Now they are losing grip. Blasted from the air by the Russians, they are less able to resist Assad’s ground offensive, where he has pitched 10,000 men into retaking the city.

This ancient architectural and cultural treasure is also Syria’s economic and industrial hub, but it now shakes to the impact of barrel and outlawed cluster bombs, the latter filmed dropped from a Russian-made SU 24.

The Kurds are moving into territory lost by the rebels and ISIL, and going on the offensive north of Aleppo to hit the Menagh air base and other towns. They get bombed by the Turks, but the Russian air force is supporting them.

All four of the Syrian civil war’s main protagonists are fighting for Aleppo;
the rebels, the government, ISIL and the Kurds. Each has their own objectives and interests.

Damascus wants the city surrounded and cut off from resupply from Turkey. The rebels have to keep that corridor open. The Kurds are seeking to link up three regions they control, and ISIL lurks to pick up deserters and the disillusioned to its cause.

The offensive has triggered the exit from the city of tens of thousands of people already. If the fighting were to get any worse tens of thousands more are ready to follow, putting further strain on Turkey’s refugee facilities.
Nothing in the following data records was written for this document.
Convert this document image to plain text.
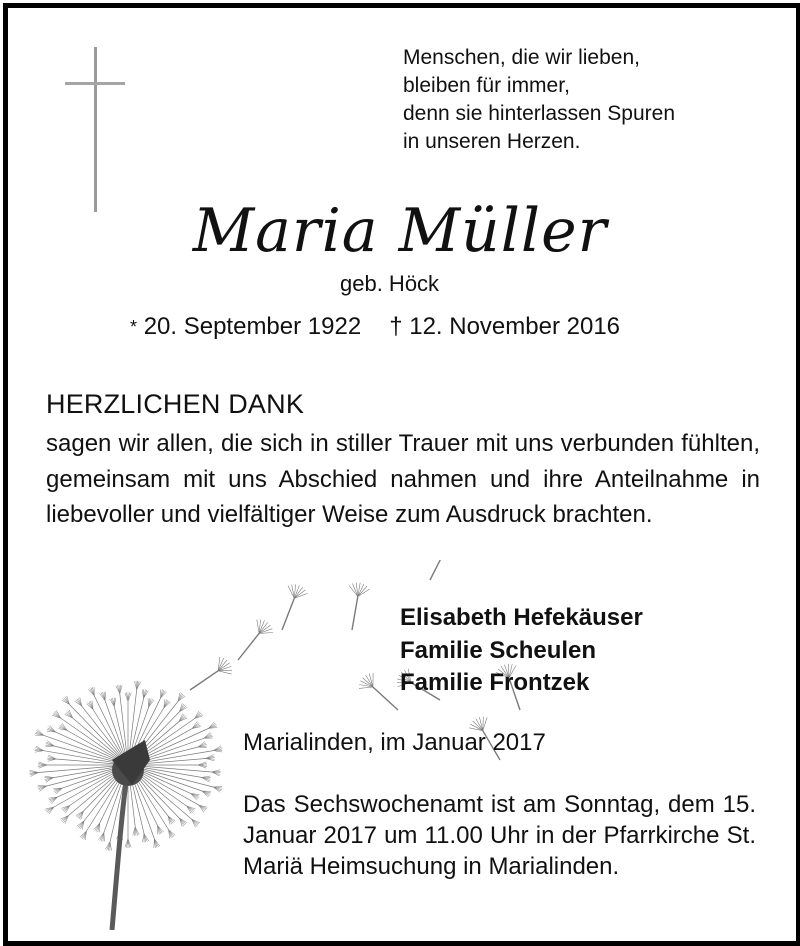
Menschen, die wir lieben,
bleiben für immer,
denn sie hinterlassen Spuren
in unseren Herzen.
Maria Müller
geb. Höck
* 20. September 1922 † 12. November 2016
HERZLICHEN DANK
sagen wir allen, die sich in stiller Trauer mit uns verbunden fühlten, gemeinsam mit uns Abschied nahmen und ihre Anteilnahme in liebevoller und vielfältiger Weise zum Ausdruck brachten.
Elisabeth Hefekäuser
Familie Scheulen
Familie Frontzek
Marialinden, im Januar 2017
Das Sechswochenamt ist am Sonntag, dem 15. Januar 2017 um 11.00 Uhr in der Pfarrkirche St. Mariä Heimsuchung in Marialinden.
Those parts of Aleppo that have already been hit hard show residents the worst of what may be about to come. Never in its thousands of years of history have its stones been shattered so completely. For this former tourist guide it is all too much.

“I am really shocked. For five years so far now, I was not able to come to Aleppo and see what is it we have here,” said Muhamed Al-Khousi, weeping as he stumbles in the ruins of passageways and alleys that once served as a theatre for his oral histories of the people who once lived here, and the events of the past.

The city’s power station is now back in government hands after ISIL seized it in 2014, and as success follows success for Assad’s forces in Aleppo, the rebels edge towards the prospect of expulsion from the city. That, say some, would mark the beginning of the end for the rebellion.